Ce livre plonge au coeur de sa philosophie, explorant sa transition de jeune catholique à libre penseuse, et dresse un portrait de sa vie personnelle et intellectuelle. Ses relations, ses luttes et ses triomphes dans un milieu dominé par les hommes révèlent une femme engagée à questionner les dilemmes de la liberté, de l’éthique et de l’existence humaine. Beauvoir a non seulement défié le statu quo à travers ses écrits, mais a aussi incarné sa philosophie avec force.

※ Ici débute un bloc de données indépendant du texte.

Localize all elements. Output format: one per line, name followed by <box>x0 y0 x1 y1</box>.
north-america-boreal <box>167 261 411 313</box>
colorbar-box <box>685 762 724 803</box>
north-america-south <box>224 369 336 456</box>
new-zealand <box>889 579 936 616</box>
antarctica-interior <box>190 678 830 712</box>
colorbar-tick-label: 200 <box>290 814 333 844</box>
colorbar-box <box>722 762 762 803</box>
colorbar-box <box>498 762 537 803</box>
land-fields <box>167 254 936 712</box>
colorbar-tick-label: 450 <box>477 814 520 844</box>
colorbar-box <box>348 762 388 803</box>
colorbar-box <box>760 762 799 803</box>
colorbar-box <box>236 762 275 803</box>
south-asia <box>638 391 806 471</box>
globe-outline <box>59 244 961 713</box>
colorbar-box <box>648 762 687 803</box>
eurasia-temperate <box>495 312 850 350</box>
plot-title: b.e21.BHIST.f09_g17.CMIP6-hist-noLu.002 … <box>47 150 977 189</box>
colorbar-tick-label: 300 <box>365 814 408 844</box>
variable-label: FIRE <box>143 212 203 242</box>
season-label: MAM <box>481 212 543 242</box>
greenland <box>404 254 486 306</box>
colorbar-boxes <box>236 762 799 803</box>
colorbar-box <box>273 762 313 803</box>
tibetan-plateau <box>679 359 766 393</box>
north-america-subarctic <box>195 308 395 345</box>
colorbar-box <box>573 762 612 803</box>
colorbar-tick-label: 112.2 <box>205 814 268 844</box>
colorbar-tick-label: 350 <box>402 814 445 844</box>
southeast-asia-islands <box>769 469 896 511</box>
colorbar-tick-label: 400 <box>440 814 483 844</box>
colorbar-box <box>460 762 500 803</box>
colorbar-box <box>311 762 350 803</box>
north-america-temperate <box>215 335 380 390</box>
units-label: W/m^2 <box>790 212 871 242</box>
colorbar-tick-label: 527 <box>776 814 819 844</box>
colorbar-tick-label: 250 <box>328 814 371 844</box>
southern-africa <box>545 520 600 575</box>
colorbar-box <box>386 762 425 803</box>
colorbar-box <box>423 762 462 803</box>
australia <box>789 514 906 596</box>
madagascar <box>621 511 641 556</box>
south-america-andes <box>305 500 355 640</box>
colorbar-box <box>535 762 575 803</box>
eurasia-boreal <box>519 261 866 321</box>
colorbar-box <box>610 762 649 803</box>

Son héritage continue de résonner, inspirant ceux qui cherchent à dépasser les limites imposées par la société.

Table des matières

  • Couverture
  • Titre
  • Copyright
  • À propos de l’auteur
  • À propos du livre
  • Pour référencer cet eBook
  • TABLE DES MATIÈRES
  • AVANT-PROPOS
  • LES IDÉES DE SIMONE DE BEAUVOIR (Gönül Bakay)
  • L’INVITÉE (Selma Uzun)
  • PYRRHUS ET CINÉAS (Ogün Kırtıl)
  • LES BOUCHES INUTILES : L’UNIQUE PIÈCE DE THÉÂTRE DE SIMONE DE BEAUVOIR (Burçin Çakır)
  • TOUS LES HOMMES SONT MORTELS (Mihaela Mudure)
  • LE SANG DES AUTRES (Meysa Tanrıseven Demiralp)
  • A PROPOS DU DEUXIÈME SEXE (Gonca Arık Kırtıl and Ogün Kırtıl)
  • LE DEUXIÈME SEXE ET LA FEMME DU «TIERS-MONDE» : SIMONE DE BAUVOIR ET LA FEMME POSTCOLONIALE (Bronwyn Mills)
  • LES MANDARINS (Selma Uzun)
  • LES MANDARINS (Mihaela Mudure)
  • L’AMÉRIQUE AU JOUR LE JOUR (Nazife Orhan)
  • LA LONGUE MARCHE (Hatice Övgü Tüzün)
  • LES MÉMOIRES D’UNE JEUNE FILLE RANGÉE (Gonca Arık Kırtıl)
  • LA FORCE DE L’ÂGE (Gönül Bakay)
  • LA FORCE DES CHOSES (Hatice Övgü Tüzün)
  • UNE MORT TRÈS DOUCE (Gönül Bakay)
  • LES BELLES IMAGES (Mihaela Mudure)
  • TROIS HISTOIRES, TROIS FEMMES (Burçin Çakır)
  • LA VIEILLESSE (Selma Uzun)
  • TOUT COMPTE FAIT (Mihaela Mudure)
  • QUAND PRIME LE SPIRITUEL (Gönül Bakay)
  • L’ADIEU À SARTRE (Hatice Övgü Tüzün)
  • LETTRES À SARTRE (Burçin Çakır)
  • LETTRES À NELSON ALGREN (Hatice Övgü Tüzün)
  • CONCLUSION
  • BIBLIOGRAPHIE

AVANT-PROPOS

Lorsque l’on m’avait demandé d’écrire un ouvrage de critiques sur l’œuvre de Simone de Beauvoir, j’avais accepté avec joie cette proposition. Et puis, huit années ont passé et ce n’est que maintenant que je parviens à réaliser la publication de ce livre. Lorsque l’on est au début d’une aventure, on risque de ne pas réaliser quelle est l’envergure du travail que l’on a entrepris. Et c’est cela qui s’est passé pour moi. Je n’avais pas pu prévoir combien durerait le travail de rédaction et de recherche sur les œuvres d’une personne à la vie si remplie telle que Beauvoir, quelqu’un qui avait, avec Sartre, ouvert un sillon avec sa philosophie et réussi à caser vingt-deux livres dans son existence. Dès le début de mon travail, je me suis rapidement rendue compte que je ne saurais le mener à bien sans le concours d’autres collègues. Les premiers travaux ont débuté avec les recherches qu’ont menées mes meilleurs étudiants avancés. Et puis, des collègues étrangers, du monde académique, m’ont également apporté leur contribution : Le Professeur Mihaela Mudure, avec quatre articles, ainsi que le Professeur Bronwyn Mills, avec son article intitulé : « La femme postcoloniale ». Je leur en suis particulièrement reconnaissante. Ces articles, écrits en anglais, nécessitaient, bien sûr, d’être traduits. Ce qui fut réalisé par une traductrice chevronnée, qui accourut à mon secours, faisant ainsi gagner ces articles au lecteur.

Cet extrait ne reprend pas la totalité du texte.